By 1779, Mozart returned to Salzburg. He worked as court and cathedral organist writing his Symphony in C Major (K. 338) during this period. In 1780, the Elector of Bavaria asked Mozart to write an opera for Munich. The opera was "Idomeneo" considered the first of Mozart's great operas. In 1781, Mozart finally broke with the Prince-Archbishop of Salzburg. He moved to Vienna as a freelance composer looking for work. The Emperor Joseph II commissioned Mozart's "Abduction of the Seraglio and it was performed on 16 July 1782 in Vienna. In Berlin, King Frederick William II of Prussia paid the composer generously for a number of compositions. He launched into a creative musical output with "The Marriage of Figaro," 1786, "Don Giovanni," 1787, "Cosi fan tutte," 1790, "La Clemenza di Tito," 1791 and "The Magic Flute" in 1791. In this five-year period there were also an imposing number of chamber music, works for the piano, symphonies like the E-flat, G minor, and C major (Jupiter). In July 1791, the Count Franz von Walsegg commissioned the composer to write the Requiem Mass. While working on the Requiem Mozart died of kidney disease.
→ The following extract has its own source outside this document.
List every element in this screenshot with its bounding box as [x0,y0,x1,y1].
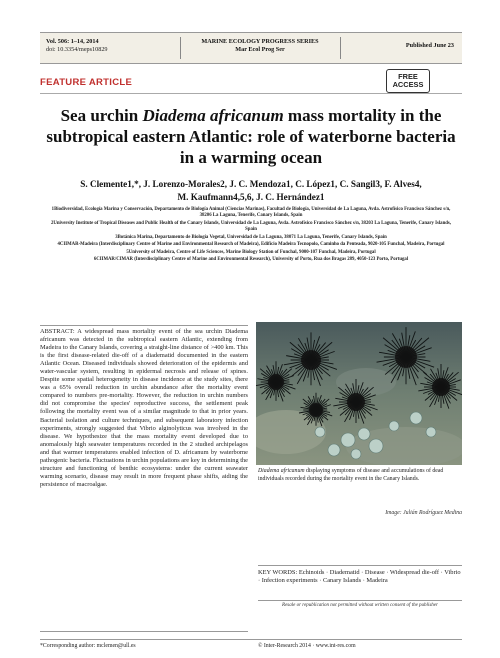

At 25, Mozart lodged with the Weber family in Mannheim and fell in love with 18 year-old Constanze Weber. The couple married on 4 August 1782 with the disapproval of his father Leopold Mozart. They were happy in the nine year marriage with two of their six children surviving to adulthood. His son, Wolfgang Amadeus, Jr. was born in Vienna on 26 July 1791. The couple suffered from financial problems that were not alleviated by an extravagant style of living.
In 1767, Mozart and his sister came down with small-pox and for nine days Mozart was rendered sightless. Count Podstatsky, a canon of Salzburg, had the children nursed back to health at his expense. In 1791, Mozart's health began to decline from the years of hardships on the road, financial worries, and his constant work. He died shortly before 1:00 AM on 5 December 1791 after saying goodbye to his family and receiving the last rites from his priest. Contrary to legend, he did not go into a pauper's grave but left instructions for a small and simple ceremony. A memorial service held in Prague a week later drew thousands of mourners.